L'éternel dilemme politique : perdre une élection ou perdre son âme ?
« Oh le con ! » Cette exclamation célèbre de Charles Pasqua en mai 1987 résonne encore dans les couloirs du pouvoir. Le ministre de l'Intérieur réagissait alors à la tribune de son collègue Michel Noir, ministre du Commerce extérieur dans le gouvernement Chirac. Dans Le Monde, Noir avait écrit ces mots devenus historiques : « Mieux vaut perdre l'élection présidentielle que son âme en pactisant avec Le Pen et ses idées. »
Un héritage qui traverse les décennies
Michel Noir racontera plus tard avoir « craché cet article en trois quarts d'heure » et l'avoir dicté en pleine nuit à une sténo du journal. Cette prise de position courageuse lui vaudra d'être sermonné par Jacques Chirac en personne, mais marquera durablement le débat politique français sur les alliances avec l'extrême droite.
Près de quarante ans plus tard, l'écho de ce dilemme résonne toujours. « Oh le con », a dû penser Jean-Luc Mélenchon en voyant Olivier Faure s'éloigner des insoumis. « Tu ne vaux pas un clou comme stratège », lui a-t-il lancé en meeting à Marseille, à quelques jours du premier tour des élections municipales.
La tentation des raccourcis politiques
Que le leader des insoumis singe Charles Pasqua ne surprendra personne, maintenant qu'il emprunte volontiers à Jean-Marie Le Pen au cours de ses meetings. Mélenchon prend un malin plaisir à écorcher le nom des personnalités juives, reprenant des techniques rhétoriques bien connues de l'extrême droite historique.
« Perdre plutôt que faire alliance avec LFI » est un « danger suicidaire », a-t-il expliqué le même jour, renversant complètement la logique de Michel Noir. Là où le ministre de Chirac refusait de pactiser avec le Front National, Mélenchon accuse ceux qui refusent de s'allier avec La France Insoumise de mettre en danger la gauche.
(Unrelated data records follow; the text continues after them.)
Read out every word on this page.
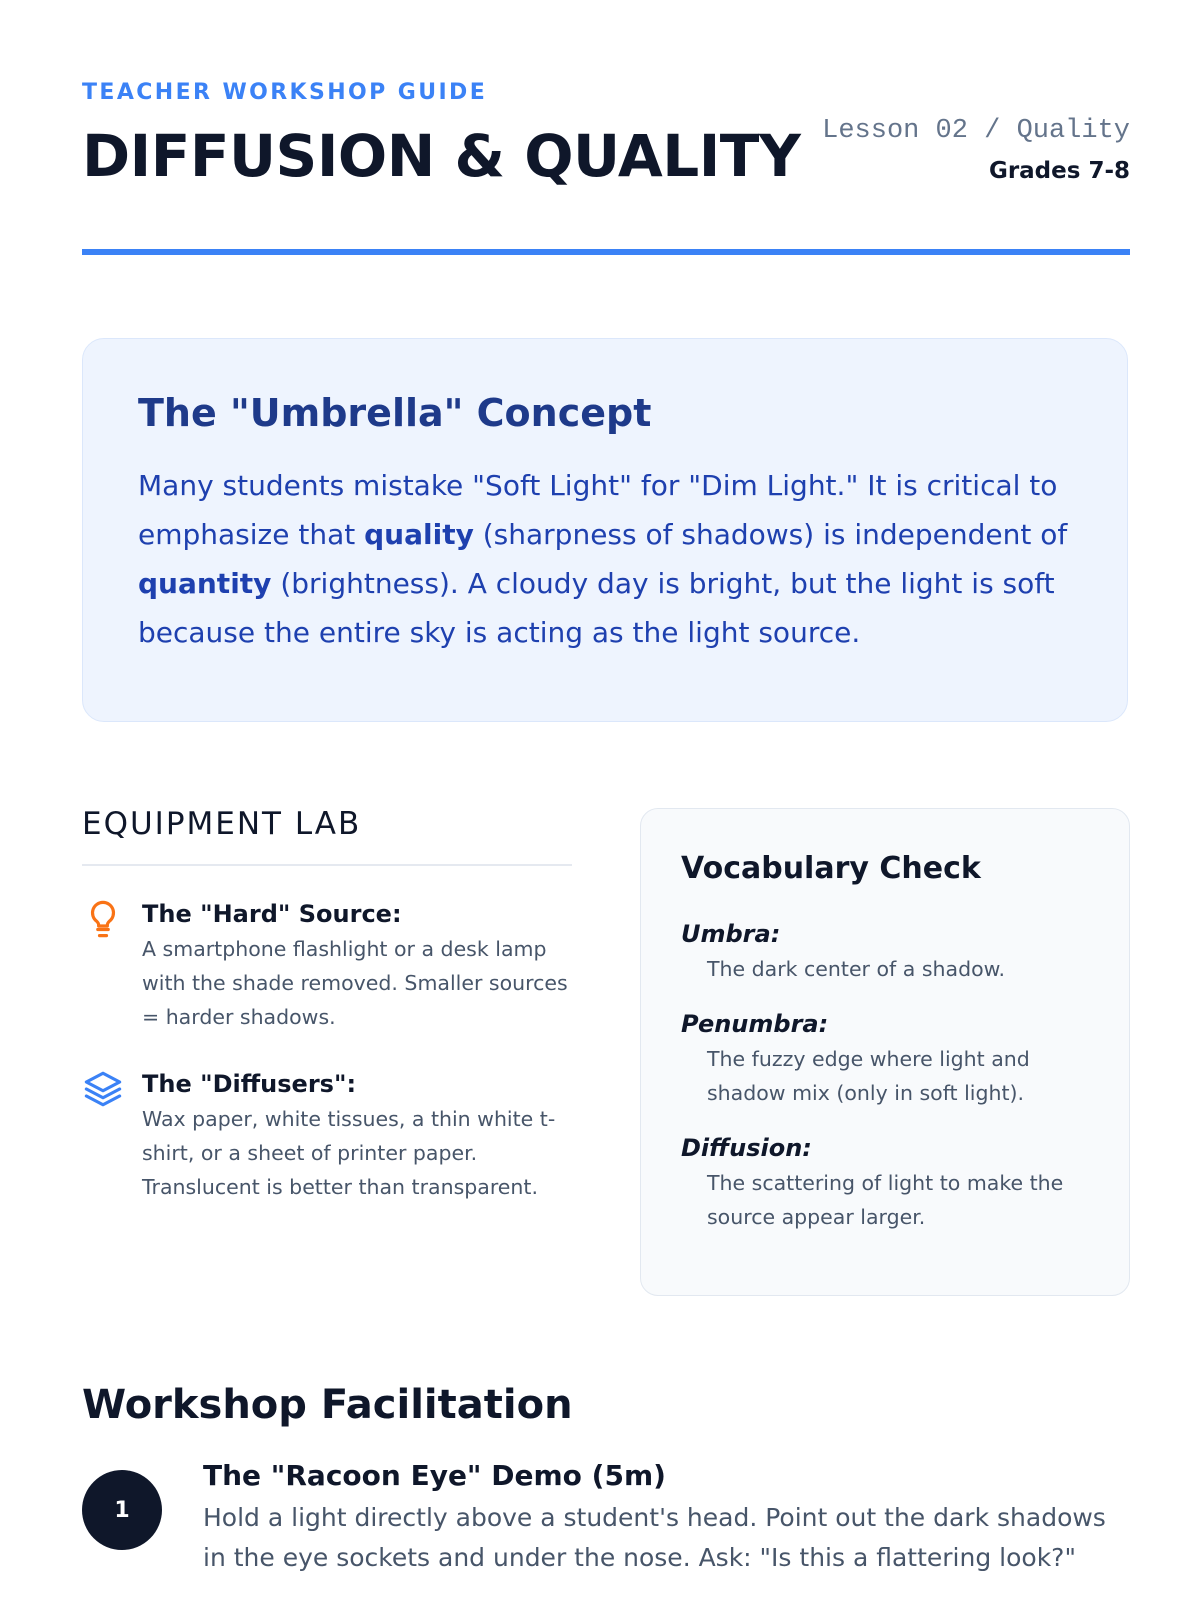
TEACHER WORKSHOP GUIDE
DIFFUSION & QUALITY Lesson 02 / Quality
Grades 7-8
The "Umbrella" Concept

Many students mistake "Soft Light" for "Dim Light." It is critical to emphasize that quality (sharpness of shadows) is independent of quantity (brightness). A cloudy day is bright, but the light is soft because the entire sky is acting as the light source.

EQUIPMENT LAB
The "Hard" Source:
A smartphone flashlight or a desk lamp with the shade removed. Smaller sources = harder shadows.
The "Diffusers":
Wax paper, white tissues, a thin white t-shirt, or a sheet of printer paper. Translucent is better than transparent.
Vocabulary Check
Umbra:
The dark center of a shadow.
Penumbra:
The fuzzy edge where light and shadow mix (only in soft light).
Diffusion:
The scattering of light to make the source appear larger.
Workshop Facilitation
1
The "Racoon Eye" Demo (5m)
Hold a light directly above a student's head. Point out the dark shadows in the eye sockets and under the nose. Ask: "Is this a flattering look?"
Des municipales qui dépassent le cadre local
On pourrait penser que les élections municipales échappent au combat pour les valeurs qui avait valu à Michel Noir son quart d'heure de gloire médiatique. Pas cette fois. La situation actuelle présente des caractéristiques inquiétantes qui transcendent le simple cadre de la gestion communale.
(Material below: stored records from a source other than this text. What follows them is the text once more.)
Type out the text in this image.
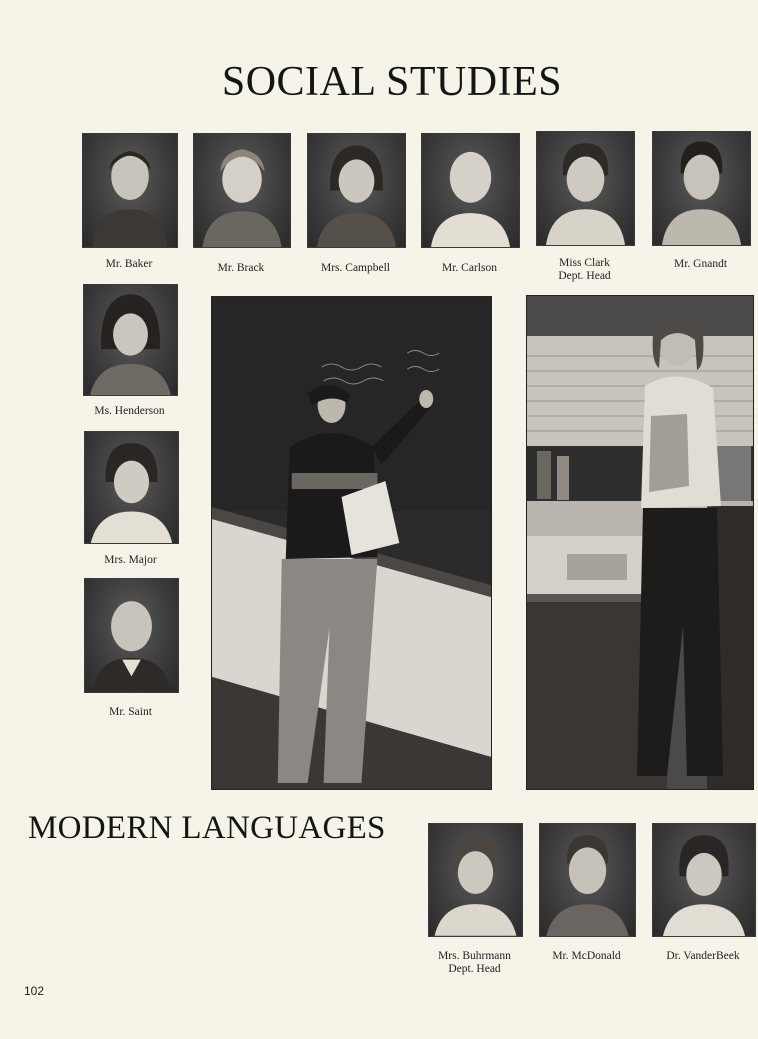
SOCIAL STUDIES
MODERN LANGUAGES
Mr. Baker	Mr. Brack	Mrs. Campbell	Mr. Carlson	Miss Clark
Dept. Head
Mr. Gnandt
Ms. Henderson
Mrs. Major
Mr. Saint
Mrs. Buhrmann
Dept. Head
Mr. McDonald	Dr. VanderBeek
102
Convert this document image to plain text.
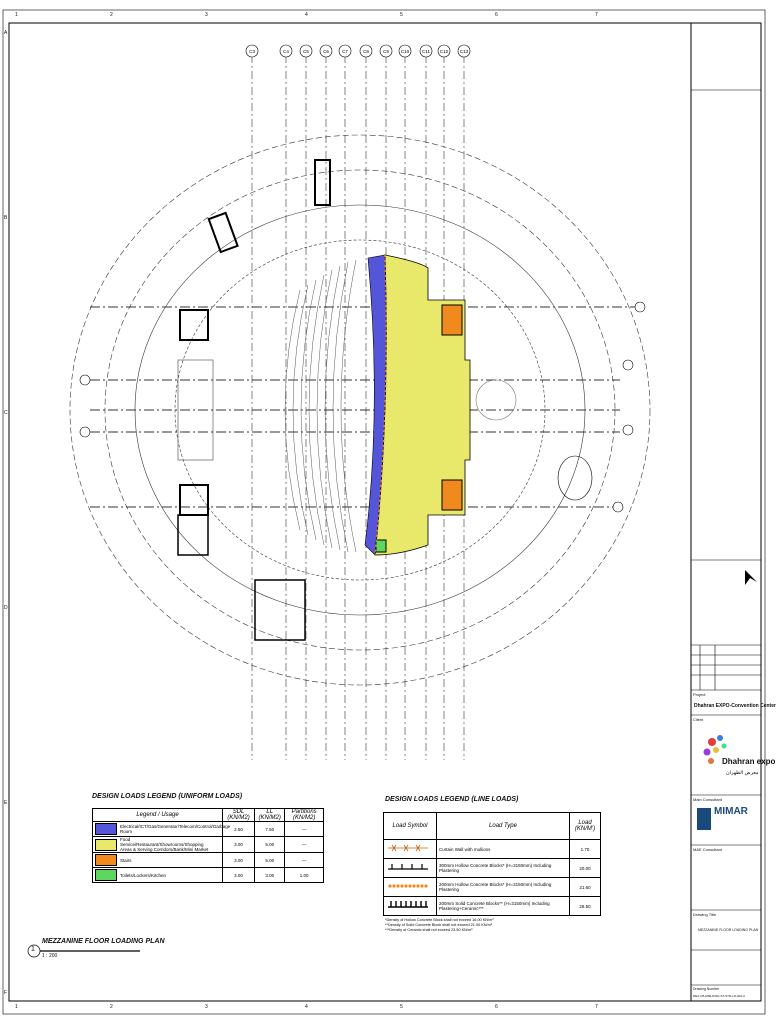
C3	C4	C5	C6	C7	C8	C9	C10	C11 C12	C13
1
1
2
2
3
3
4
4
5
5
6
6
7
7
A
B
C
D
E
F
DESIGN LOADS LEGEND (UNIFORM LOADS)
Legend / Usage	SDL (KN/M2)	LL (KN/M2)	Partitions (KN/M2)
Electrical/ICT/Gas/Generator/Telecom/Control/Garbage Room	2.50	7.50	—
Food Service/Restaurant/Showrooms/Shopping Areas & Serving Corridors/Bank/Mini Market	3.00	5.00	—
Stairs	3.00	5.00	—
Toilets/Lockers/Kitchen	3.00	3.00	1.00
DESIGN LOADS LEGEND (LINE LOADS)
Load Symbol	Load Type	Load (KN/M')
	Curtain Wall with mullions	1.70
	300mm Hollow Concrete Blocks* (H=3150mm) Including Plastering	20.00
	200mm Hollow Concrete Blocks* (H=3150mm) Including Plastering	21.60
	200mm Solid Concrete Blocks** (H=3150mm) Including Plastering+Ceramic***	26.50
*Density of Hollow Concrete Block shall not exceed 16.00 KN/m³
**Density of Solid Concrete Block shall not exceed 21.00 KN/m³
***Density of Ceramic shall not exceed 23.50 KN/m³
1
MEZZANINE FLOOR LOADING PLAN
1 : 200
Project
Dhahran EXPO-Convention Center
Client
Dhahran expo
معرض الظهران
Main Consultant
MIMAR
M&E Consultant
Drawing Title
MEZZANINE FLOOR LOADING PLAN
Drawing Number
DEX-CB-MIM-DWG-ST-STR-LD-002-A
Quand plusieurs ténors de LFI mènent une campagne ouvertement antisémite, quand le Rassemblement National et ses alliés sont en passe de s'installer dans plusieurs villes importantes sans avoir réussi à chasser de ses listes les erreurs de casting, l'enjeu va bien au-delà de la simple administration d'une commune.
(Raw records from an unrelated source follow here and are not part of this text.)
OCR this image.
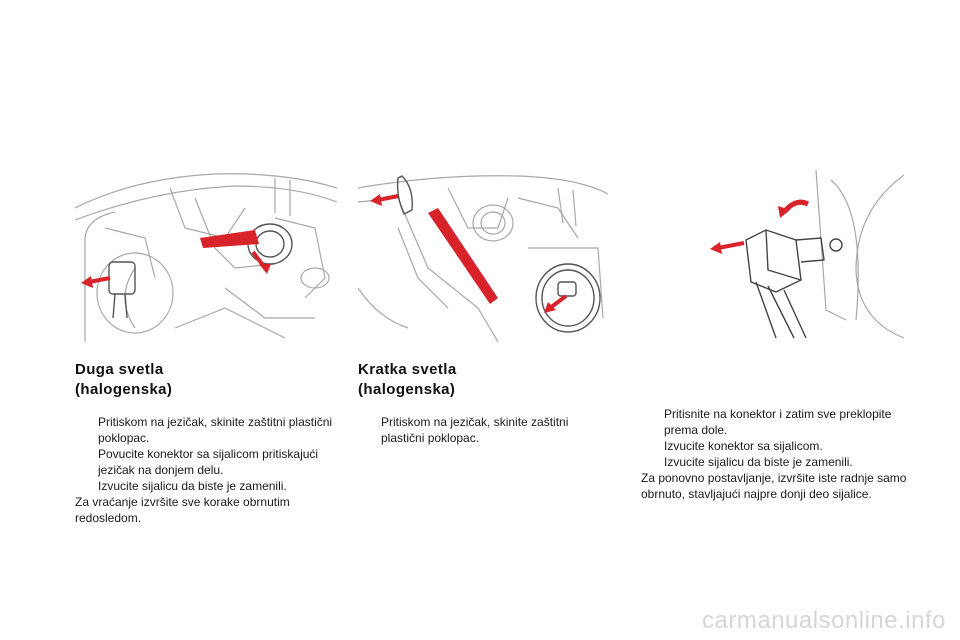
Duga svetla
(halogenska)
Pritiskom na jezičak, skinite zaštitni plastični poklopac.
Povucite konektor sa sijalicom pritiskajući jezičak na donjem delu.
Izvucite sijalicu da biste je zamenili.

Za vraćanje izvršite sve korake obrnutim redosledom.

Kratka svetla
(halogenska)
Pritiskom na jezičak, skinite zaštitni plastični poklopac.
Pritisnite na konektor i zatim sve preklopite prema dole.
Izvucite konektor sa sijalicom.
Izvucite sijalicu da biste je zamenili.

Za ponovno postavljanje, izvršite iste radnje samo obrnuto, stavljajući najpre donji deo sijalice.

carmanualsonline.info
Des résultats électoraux préoccupants
À Roubaix, par exemple, ville guettée par le risque communautariste, la liste LFI obtient 46 % des intentions de vote, selon une estimation récente de l'Ifop. Ce score relègue celui du maire sortant, arrivé en deuxième position, à près de 25 points de retard. Une situation qui a poussé Xavier Bertrand à appeler à la formation d'un front anti-LFI, reproduisant à l'envers la logique du cordon sanitaire traditionnel.
La course contre la montre des tractations
La France va entrer dans des heures d'intenses tractations d'ici mardi 17 mars 18 heures, heure limite pour le dépôt des listes pour le second tour des municipales. Ce délai serré mettra chaque responsable politique face à ses contradictions et à ses choix fondamentaux.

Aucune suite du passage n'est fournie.